A brief summary of some of the ecological violence inflicted by the fashion industry through a recent BBC documentary.

 

As the hard work of activists all over the world continues to break past the boundaries of secrecy that clothing corporations have put in place to conceal their destructive practices, news organizations are taking notice more and more. A recent documentary by Stacey Dooley from the BBC titled “Fashion’s Dirty Secret” brings us an emotional look into just some of the impact that the fashion industry is having globally on our environment and on the health and environments of its workers. Read on for a summary of key facts which make clear why Fashion is often ranked as the second most polluting industry in the world.

One of the most staggering statistics came near the beginning of the program when we learned that 100 billion new garments are made each year from brand new fibres. With only 7 billion people on earth, this number is unfathomably large, and it is made even more shocking when combined with another statistic: that 6 out of every 10 new garments we make every year end up in a landfill or burned by the companies as overstock within a year of their production.

Not only are we far overproducing, the vast majority of the new clothes we produce are not even used, they are not lasting. We have truly made clothing, once a long-lasting heirloom item, into a disposable commodity, and all of us are paying the price while these corporations make tens of billions in profit each year.
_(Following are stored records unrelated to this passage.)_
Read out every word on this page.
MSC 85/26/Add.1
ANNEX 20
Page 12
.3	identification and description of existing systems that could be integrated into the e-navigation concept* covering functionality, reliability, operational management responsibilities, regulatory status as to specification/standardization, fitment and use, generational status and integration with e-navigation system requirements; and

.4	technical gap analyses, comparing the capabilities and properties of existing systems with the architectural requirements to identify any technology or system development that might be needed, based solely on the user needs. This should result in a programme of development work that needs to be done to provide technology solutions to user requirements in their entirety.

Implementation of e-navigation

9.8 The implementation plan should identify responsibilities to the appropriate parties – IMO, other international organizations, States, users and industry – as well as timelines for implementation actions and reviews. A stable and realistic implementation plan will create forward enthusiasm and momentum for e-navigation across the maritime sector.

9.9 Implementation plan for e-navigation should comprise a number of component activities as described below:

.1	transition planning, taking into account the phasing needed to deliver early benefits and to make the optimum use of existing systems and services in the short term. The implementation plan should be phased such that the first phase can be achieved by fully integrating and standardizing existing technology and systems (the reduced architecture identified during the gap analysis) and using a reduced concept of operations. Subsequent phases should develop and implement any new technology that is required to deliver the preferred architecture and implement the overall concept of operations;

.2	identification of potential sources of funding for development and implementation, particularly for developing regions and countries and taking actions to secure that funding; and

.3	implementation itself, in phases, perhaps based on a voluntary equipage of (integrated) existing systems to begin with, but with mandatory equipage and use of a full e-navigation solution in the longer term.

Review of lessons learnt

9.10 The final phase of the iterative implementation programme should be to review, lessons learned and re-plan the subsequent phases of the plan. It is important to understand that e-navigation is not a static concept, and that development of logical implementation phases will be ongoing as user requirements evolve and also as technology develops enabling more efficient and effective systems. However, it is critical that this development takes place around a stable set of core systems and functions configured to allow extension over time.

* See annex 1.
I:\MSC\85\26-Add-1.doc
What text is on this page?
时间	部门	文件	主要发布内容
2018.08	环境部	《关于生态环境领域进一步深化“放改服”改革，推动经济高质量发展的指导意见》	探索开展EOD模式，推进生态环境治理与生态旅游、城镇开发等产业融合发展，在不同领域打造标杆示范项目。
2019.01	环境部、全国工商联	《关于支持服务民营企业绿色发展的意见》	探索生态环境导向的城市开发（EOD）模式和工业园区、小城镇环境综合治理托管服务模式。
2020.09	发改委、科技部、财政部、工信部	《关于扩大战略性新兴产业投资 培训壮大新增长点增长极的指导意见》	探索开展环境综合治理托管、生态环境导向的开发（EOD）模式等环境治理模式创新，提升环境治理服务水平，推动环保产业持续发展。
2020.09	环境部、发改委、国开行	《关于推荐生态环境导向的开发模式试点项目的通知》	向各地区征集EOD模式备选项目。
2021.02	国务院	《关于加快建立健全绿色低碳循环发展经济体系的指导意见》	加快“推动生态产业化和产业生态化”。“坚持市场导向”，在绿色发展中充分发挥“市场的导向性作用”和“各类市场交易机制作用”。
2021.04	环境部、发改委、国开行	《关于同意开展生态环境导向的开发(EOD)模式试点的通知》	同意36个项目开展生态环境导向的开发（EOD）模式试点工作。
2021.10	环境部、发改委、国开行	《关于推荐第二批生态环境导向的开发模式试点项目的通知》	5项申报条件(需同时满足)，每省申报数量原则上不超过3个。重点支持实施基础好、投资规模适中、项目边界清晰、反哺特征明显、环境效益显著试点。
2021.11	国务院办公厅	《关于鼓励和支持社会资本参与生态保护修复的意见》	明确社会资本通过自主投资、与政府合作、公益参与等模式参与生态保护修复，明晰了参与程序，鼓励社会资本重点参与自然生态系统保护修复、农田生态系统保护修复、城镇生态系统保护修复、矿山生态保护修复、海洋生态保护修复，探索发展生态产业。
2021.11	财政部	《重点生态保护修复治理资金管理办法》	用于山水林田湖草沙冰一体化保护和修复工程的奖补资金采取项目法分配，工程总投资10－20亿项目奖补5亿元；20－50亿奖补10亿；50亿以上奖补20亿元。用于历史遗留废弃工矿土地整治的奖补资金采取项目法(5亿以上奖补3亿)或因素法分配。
Take a look at these photos of the Aral Sea in Central Asia. On the left is the sea in 1989, on the right, 2014. Since the 1960s, industrial cotton farms, one of the most unsustainable crops, began diverting the rivers that feed the sea in order to grow their textile cotton. In just a few decades, what was once a thriving water ecosystem covering an area close to the size of Ireland has turned into a desert.

Aral sea descruction fast fashion ethical clothing handmade artisanal

This has led to sand and dust storms and extreme weather, which carry harmful pesticides, the loss of an entire fishing industry which sustained millions of people along the coast, and a dramatic rise in illnesses in all nearby communities such as Stroke, Tb, and Cancer due to pollution, to name just a few effects of such large scale ecological destruction as the eradication of an entire Sea.

The fact is that irreversible damage caused by the Fashion industry isn’t just a warning call, it’s already here.

This is nowhere clearer than in the Citarum river in Indonesia, widely recognized as the most polluted river in the world. The Citarum is lined by textile and clothing factories which routinely dump their toxic waste, widely used treatment chemicals across the industry, into the river. Countless communities rely on the river for their water needs, but it has now become so polluted with toxic chemicals, that the smell can be detected from miles away. The water has been found to contain levels of mercury, cadmium, lead, and arsenic which are far above the threshold of poisonous, and which are known to lead to disturbed brain function, health issues, and death.

All of this, of course, and we haven’t even begun to delve into the destructive labor practices and inhumane treatment of workers (and customers) that this industry partakes in, none of which is unique to this industry alone, but rather pervades all aspects of our modern economic system. Nevertheless it remains a key touchstone for exploring all ethical issues of capitalism, because no other industry so dramatically and uniformly crosses all bounds of decency and ethics across all key issues of justice, as the capitalist Fashion industry today.